Saturday, August 15 ~ Finally, at 6:00 AM, my nurse came in to put me on the baby heartbeat monitor, and I got up to use the bathroom first. What a shock to discover I was bleeding heavily! It didn't really sink in at first. I was back in bed and hooked up to the monitor when my nurse asked if I'd slept well. I told her what kind of night I'd had and as an after thought, mentioned that I was bleeding. She took a look at the monitor and saw that I was also contracting. That's when the "fun" began.

I was taken, bed and all, back up to the second floor. My old room was already occupied so I was placed in another room. First, Dr. T. came in. He checked out my bleeding and my belly and asked a few questions. I was in such pain at that time that I could barely talk to him. Then another one of the docs on call came in and repeated what Dr. T. had done. Then one of my favorite nurses came in. She told me she'd been sent in order to give her opinion on my condition. I thought that was pretty funny. All of those doctors and they had to send in a nurse?
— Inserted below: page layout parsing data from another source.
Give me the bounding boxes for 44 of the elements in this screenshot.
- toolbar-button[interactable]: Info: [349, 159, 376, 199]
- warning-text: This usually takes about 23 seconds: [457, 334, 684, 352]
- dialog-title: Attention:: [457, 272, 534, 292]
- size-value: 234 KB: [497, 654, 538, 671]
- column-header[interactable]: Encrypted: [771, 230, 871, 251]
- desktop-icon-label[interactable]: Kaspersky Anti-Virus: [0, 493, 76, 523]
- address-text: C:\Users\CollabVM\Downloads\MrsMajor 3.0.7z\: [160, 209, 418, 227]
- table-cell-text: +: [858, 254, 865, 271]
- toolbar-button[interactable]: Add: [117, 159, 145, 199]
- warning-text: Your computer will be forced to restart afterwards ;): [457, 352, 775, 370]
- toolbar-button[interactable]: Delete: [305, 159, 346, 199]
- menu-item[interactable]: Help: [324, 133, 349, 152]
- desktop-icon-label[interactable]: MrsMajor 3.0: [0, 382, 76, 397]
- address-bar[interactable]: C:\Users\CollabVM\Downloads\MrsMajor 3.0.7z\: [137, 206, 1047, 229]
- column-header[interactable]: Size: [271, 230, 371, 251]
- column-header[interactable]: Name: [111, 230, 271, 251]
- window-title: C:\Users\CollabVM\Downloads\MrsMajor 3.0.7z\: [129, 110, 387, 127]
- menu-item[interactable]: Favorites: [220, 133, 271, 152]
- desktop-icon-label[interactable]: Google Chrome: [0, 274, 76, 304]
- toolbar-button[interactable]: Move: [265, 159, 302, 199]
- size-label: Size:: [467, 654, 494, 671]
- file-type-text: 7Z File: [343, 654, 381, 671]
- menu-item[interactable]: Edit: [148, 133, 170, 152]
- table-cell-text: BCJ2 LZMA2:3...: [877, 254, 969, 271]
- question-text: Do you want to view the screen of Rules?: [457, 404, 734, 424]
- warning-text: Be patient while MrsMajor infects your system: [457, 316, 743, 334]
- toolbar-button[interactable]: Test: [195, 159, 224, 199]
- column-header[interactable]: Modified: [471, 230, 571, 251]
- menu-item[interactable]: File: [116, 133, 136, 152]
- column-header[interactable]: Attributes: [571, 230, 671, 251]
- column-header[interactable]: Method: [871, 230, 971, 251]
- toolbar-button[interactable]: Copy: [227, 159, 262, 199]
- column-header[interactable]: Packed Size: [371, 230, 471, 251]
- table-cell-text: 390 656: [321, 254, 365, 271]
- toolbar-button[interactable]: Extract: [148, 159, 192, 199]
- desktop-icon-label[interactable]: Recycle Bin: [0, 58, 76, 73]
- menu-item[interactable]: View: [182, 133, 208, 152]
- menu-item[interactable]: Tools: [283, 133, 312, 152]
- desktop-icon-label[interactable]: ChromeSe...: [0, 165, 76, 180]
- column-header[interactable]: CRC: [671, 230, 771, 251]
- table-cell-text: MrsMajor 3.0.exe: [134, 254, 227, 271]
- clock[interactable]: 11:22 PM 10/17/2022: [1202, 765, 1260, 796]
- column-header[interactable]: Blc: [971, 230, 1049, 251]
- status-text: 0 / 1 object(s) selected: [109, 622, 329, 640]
Someone from the lab came to draw blood.

At some point, I'd been given an injection of pain medication and I was drifting a little when the perinatologist came in. He examined me and asked a few questions as well. He left the room and returned minutes (I think) later. "We're going to do it," he said. "Do what?" I asked, stupidly. "We're going to deliver those babies," he answered. Once again I started to cry. "It's too soon!" "Your white cell count is going up. You have a low-grade fever. Your abdomen is very tender. These are all signs that you are infected. You're also in active labor, and you're bleeding. We need to get the babies out before they go bad," he explained. I was too scared to argue, and he gave orders for me to be prepped for an emergency c-section.